To solve the first limitation, I applied distance correlation[3] to the regularization function of the model. Unlike Pearson correlation, one of the important properties of distance correlation is
for scalar random variables X&Y,
dCor(X,Y) = 0 if and only if X&Y are independent.[4]
The input images are composed with white ball's angle in polar coordinate(1D, unit: 2pi/72) and brightness of green center ball(1D, range: [128, 255]). A total of 72 * 128 = 9216 cases.
Figure1: There are white revolving ball and smaller fixed green ball in the center.
Figure2: Interpolations in the latent space of simple AE, basic PCAAE and PCAAE with distance correlation
Only the modified model assigned the location information of the white ball to a single component in the latent space and learned the brightness of the green ball.
The modified model could recognize non-linear relationships between the prior fixed component in the latent space and the later non-fixed component under training. This was demonstrated in both qualitative and quantitative results (look at the "Quantitative test" in the "main.ipynb").
Of course, distance correlation is not the only option that is better than Pearson correlation coefficient. There are other powerful coefficients like maximal correlation coefficient[5] or the maximal information coefficient[6]. However, these coefficients are not perfect in all cases.
Maximal correlation coefficient has some undesirable properties like,
- it is quite harder to compute than Pearson's R or distance correlation.
- the coefficient output depends on the ACE algorithm's smoother such as histogram or kernel regression.
- when using the ACE algorithm, there are some cases that for random variables X&Y, even mCor(X,Y)=1 does not implicate perfect deterministic relation between X and Y.[4]
The maximal information coefficient is based on mutual information of information theory.
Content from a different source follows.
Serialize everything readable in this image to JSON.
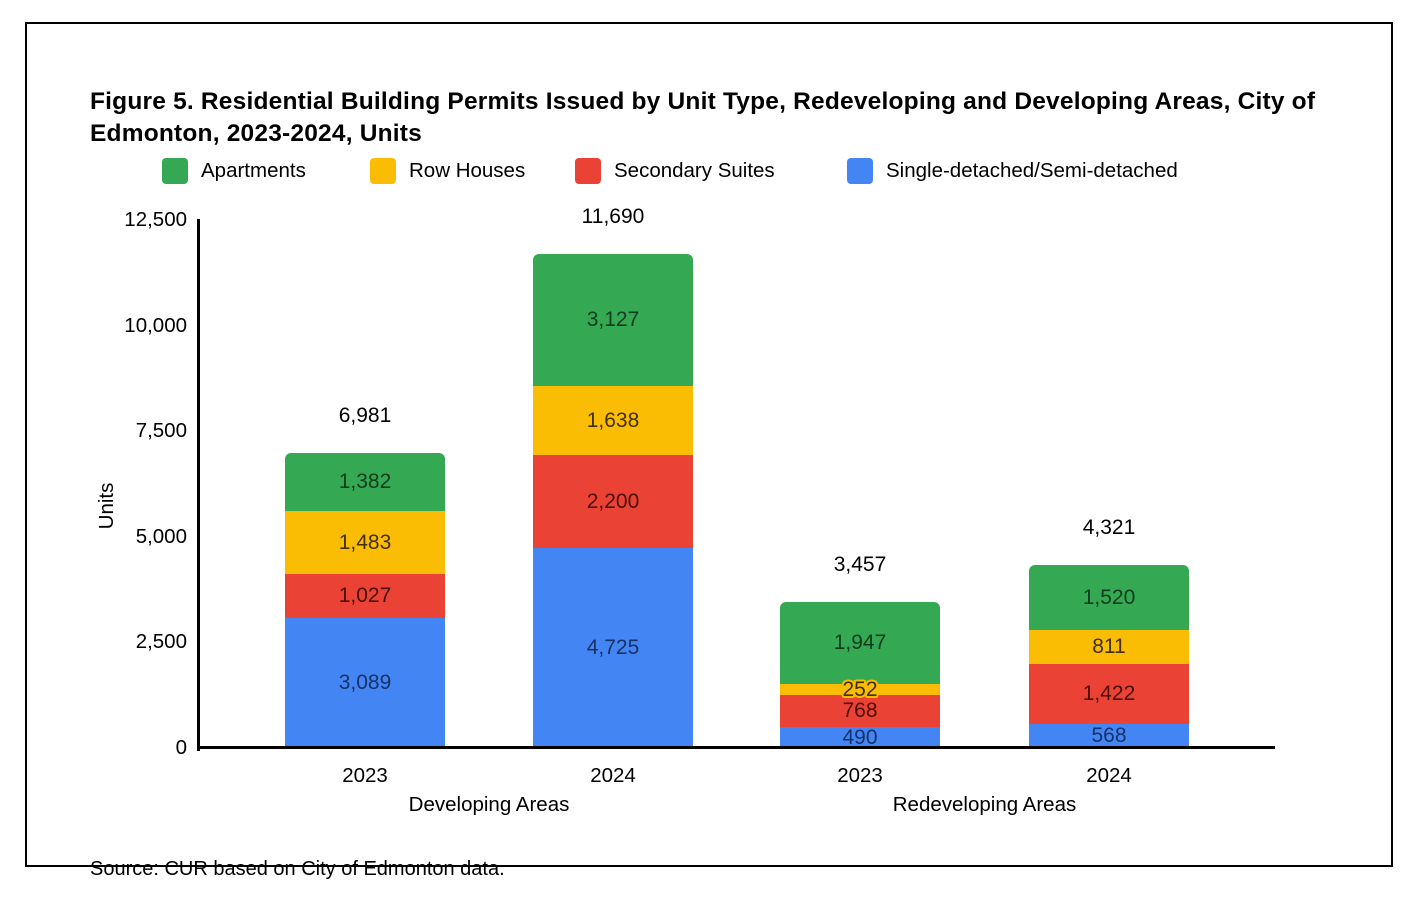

To calculate MI between continuous distributions, samples need to be quantized into an appropriate grid. This method uses dynamic programming to efficiently approximate the normalized true MI value, MIC. It is the most effective but complicated method than others.
Furthermore, if someone wants to apply maximal correlation or MIC directly to deep learning, the one needs to draw computational graph and find derivatives of backward propagation, even though there are packages for those coefficients in R studio or python. From that point of view, distance correlation is very simple to use. Just write the forward formula, and frameworks like PyTorch or TensorFlow do the calculation for you.
- [1] Pham, Chi-Hieu, Saïd Ladjal, and Alasdair Newson. "PCA-AE: Principal Component Analysis Autoencoder for Organising the Latent Space of Generative Networks." Journal of Mathematical Imaging and Vision 64.5 (2022): 569-585.
- [2] https://github.com/chieupham/PCAAE/tree/main
- [3] Székely, Gábor J., Maria L. Rizzo, and Nail K. Bakirov. "Measuring and testing dependence by correlation of distances." (2007): 2769-2794.
- [4] https://www.stat.cmu.edu/~ryantibs/datamining/lectures/12-cor3-marked.pdf
- [5] Gebelein, Hans. "Das statistische Problem der Korrelation als Variations‐und Eigenwertproblem und sein Zusammenhang mit der Ausgleichsrechnung." ZAMM‐Journal of Applied Mathematics and Mechanics/Zeitschrift für Angewandte Mathematik und Mechanik 21.6 (1941): 364-379.
- [6] Reshef, David N., et al. "Detecting novel associations in large data sets." science 334.6062 (2011): 1518-1524.